Universal Credit

(asked on 8th January 2019) - View Source

Question to the Department for Work and Pensions:

To ask the Secretary of State for Work and Pensions, pursuant to the Answer of 8 March 2018 to Question 130822 on Universal Credit, how many universal credit claimants have a level of deduction from the standard allowance (a) at the 40 per cent and (b) above the 40 per cent level.


Answered by
Alok Sharma Portrait
Alok Sharma
COP26 President (Cabinet Office)
This question was answered on 13th February 2019

Our internal data shows that, of all Universal Credit Full Service awards in September 2018:

(a) 7% (60,000 claims) of all Universal Credit Full Service eligible* claims had deductions at 40% of the Standard Allowance.
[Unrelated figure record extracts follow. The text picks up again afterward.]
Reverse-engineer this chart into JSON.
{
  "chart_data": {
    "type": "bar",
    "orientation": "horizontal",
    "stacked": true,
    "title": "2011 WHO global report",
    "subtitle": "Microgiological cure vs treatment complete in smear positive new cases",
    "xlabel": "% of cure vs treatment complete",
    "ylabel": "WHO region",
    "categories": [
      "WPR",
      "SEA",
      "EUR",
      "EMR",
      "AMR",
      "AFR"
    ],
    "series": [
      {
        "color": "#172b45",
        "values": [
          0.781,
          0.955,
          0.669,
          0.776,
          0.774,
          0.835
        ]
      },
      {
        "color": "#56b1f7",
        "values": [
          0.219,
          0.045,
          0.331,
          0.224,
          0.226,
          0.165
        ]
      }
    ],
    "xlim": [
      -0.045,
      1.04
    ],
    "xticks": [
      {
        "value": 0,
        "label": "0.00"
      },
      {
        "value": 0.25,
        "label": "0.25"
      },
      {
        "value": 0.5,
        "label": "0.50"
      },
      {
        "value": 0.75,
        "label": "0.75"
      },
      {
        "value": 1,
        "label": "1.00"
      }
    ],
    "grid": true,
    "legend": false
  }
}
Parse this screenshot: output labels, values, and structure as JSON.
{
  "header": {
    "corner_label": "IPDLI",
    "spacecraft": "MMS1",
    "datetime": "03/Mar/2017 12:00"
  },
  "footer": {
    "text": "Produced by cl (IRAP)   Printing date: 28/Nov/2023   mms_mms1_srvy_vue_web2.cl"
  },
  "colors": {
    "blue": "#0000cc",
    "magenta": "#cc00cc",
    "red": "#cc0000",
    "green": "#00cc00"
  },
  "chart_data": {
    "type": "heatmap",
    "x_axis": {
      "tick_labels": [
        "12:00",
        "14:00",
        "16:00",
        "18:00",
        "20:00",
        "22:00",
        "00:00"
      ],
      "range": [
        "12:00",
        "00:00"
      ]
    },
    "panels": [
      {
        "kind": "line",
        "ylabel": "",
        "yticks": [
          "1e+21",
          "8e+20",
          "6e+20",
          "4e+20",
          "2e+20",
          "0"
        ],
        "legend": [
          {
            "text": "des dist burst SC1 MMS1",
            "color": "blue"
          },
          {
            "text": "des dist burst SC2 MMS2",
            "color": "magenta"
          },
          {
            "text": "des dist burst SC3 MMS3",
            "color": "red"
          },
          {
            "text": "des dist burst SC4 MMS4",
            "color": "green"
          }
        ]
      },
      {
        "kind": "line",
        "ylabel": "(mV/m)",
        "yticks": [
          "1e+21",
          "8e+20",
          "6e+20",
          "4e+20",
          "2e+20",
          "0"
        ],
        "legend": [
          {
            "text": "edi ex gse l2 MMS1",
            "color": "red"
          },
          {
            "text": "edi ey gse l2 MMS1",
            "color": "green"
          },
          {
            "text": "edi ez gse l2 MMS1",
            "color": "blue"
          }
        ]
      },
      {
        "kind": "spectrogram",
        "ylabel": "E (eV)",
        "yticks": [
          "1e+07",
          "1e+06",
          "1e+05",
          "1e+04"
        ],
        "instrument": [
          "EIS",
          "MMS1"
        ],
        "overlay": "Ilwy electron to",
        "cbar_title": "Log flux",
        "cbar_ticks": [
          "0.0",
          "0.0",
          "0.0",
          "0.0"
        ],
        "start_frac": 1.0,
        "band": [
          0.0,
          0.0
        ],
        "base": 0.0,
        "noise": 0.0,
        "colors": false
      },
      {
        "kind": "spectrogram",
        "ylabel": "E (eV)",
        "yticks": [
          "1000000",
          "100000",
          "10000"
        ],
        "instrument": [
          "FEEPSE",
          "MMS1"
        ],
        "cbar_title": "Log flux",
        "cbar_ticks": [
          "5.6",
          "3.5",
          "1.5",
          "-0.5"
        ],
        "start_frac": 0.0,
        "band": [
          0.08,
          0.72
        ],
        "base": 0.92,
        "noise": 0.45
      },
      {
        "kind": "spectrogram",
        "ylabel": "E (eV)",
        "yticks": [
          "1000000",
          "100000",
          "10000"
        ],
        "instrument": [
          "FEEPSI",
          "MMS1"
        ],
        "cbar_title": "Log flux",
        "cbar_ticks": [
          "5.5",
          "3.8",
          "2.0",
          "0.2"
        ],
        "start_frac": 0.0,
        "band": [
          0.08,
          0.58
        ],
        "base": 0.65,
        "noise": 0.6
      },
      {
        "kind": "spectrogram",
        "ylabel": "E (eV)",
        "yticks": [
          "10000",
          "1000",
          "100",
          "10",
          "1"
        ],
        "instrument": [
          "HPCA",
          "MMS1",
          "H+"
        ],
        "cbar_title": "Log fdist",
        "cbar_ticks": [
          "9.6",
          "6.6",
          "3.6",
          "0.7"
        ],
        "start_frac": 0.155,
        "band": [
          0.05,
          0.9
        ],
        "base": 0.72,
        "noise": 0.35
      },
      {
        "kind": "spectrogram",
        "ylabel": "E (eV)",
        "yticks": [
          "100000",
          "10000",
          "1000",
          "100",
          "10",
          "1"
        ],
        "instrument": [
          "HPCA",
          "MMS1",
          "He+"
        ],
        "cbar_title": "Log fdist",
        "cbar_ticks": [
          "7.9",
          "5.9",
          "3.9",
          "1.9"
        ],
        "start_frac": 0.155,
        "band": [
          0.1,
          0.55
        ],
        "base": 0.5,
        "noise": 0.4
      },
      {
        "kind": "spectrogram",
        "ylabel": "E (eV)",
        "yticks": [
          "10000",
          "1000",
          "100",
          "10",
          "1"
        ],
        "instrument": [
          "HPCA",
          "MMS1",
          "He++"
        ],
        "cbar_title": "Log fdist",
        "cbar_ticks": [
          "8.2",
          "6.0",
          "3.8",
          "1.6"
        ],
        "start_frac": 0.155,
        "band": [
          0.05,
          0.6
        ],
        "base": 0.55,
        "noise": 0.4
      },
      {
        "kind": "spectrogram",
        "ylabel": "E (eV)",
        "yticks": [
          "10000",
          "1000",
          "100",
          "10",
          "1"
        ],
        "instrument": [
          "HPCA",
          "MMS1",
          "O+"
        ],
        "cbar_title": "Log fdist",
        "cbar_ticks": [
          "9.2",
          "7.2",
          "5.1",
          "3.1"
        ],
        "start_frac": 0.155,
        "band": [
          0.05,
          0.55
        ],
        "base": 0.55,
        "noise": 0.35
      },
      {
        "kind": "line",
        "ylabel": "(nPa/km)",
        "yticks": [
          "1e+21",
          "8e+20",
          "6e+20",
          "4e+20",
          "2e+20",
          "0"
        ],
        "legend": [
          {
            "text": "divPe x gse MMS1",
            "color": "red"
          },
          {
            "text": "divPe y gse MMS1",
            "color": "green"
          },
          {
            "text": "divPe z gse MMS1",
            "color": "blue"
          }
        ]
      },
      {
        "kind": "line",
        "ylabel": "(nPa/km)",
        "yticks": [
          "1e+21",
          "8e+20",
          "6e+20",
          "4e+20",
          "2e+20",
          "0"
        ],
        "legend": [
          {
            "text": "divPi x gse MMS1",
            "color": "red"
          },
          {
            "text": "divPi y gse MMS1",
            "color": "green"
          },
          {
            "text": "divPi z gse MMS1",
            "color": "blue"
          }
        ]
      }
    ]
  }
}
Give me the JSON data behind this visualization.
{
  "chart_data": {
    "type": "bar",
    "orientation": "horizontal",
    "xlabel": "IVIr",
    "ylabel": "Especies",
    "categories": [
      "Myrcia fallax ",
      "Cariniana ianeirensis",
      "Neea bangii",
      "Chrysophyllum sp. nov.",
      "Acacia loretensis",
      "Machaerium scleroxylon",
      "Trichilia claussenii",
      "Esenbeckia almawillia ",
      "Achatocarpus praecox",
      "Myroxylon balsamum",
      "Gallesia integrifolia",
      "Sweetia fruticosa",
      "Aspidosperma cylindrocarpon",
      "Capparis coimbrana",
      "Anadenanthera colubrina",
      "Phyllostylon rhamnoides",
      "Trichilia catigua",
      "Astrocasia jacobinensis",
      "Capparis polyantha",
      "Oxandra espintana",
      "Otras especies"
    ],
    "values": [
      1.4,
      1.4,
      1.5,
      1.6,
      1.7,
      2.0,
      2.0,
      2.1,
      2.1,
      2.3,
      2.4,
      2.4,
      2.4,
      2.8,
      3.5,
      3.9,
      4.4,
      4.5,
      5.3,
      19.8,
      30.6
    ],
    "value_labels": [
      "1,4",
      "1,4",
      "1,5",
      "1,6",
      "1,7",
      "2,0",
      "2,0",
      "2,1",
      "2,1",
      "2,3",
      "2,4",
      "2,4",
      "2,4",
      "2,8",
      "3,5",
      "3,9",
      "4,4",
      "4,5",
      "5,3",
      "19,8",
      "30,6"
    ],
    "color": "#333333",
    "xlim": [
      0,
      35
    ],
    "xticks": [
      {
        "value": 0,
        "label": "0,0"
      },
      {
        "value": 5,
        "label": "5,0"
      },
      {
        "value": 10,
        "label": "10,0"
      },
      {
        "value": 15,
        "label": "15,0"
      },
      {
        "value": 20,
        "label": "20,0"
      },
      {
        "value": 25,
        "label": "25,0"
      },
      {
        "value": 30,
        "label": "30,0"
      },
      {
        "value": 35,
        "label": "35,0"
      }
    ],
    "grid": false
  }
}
(b) 0.6% (5,000 claims) of Universal Credit Full Service eligible claims had deductions that exceeded the normal 40% maximum deduction rate. These are due to last resort deductions which are only applied to protect claimant welfare by helping prevent disconnection or eviction (for example, service charges, rent, gas or electricity arrears).

*Eligible claimants are claimants that have satisfied all the requirements of claiming Universal Credit; they have provided the necessary evidence, signed their claimant commitment and are eligible and have received their first payment.

These figures do not include sanctions or fraud penalties which are reductions of benefit rather than deductions. In these cases, a priority order is applied so that deductions for arrears of housing costs or fuel costs are applied first, in order to protect claimant welfare. Volumes are rounded to the nearest 1,000.

If a claimant is in financial difficulty as a result of the level of deductions being made they can contact the Department to request that a reduction in deductions be considered.

At Autumn Budget 2018 we announced we will reduce the maximum rate at which deductions can be made from a Universal Credit award from 40% to 30% of the standard allowance, from October 2019. Additionally, from October 2021, the recovery period for advances will increase from 12 to 16 months. This will help over 600,000 families to manage their debts at any one point when roll-out is complete, providing them with, on average, £295 extra a year as their debts are repaid over a longer period.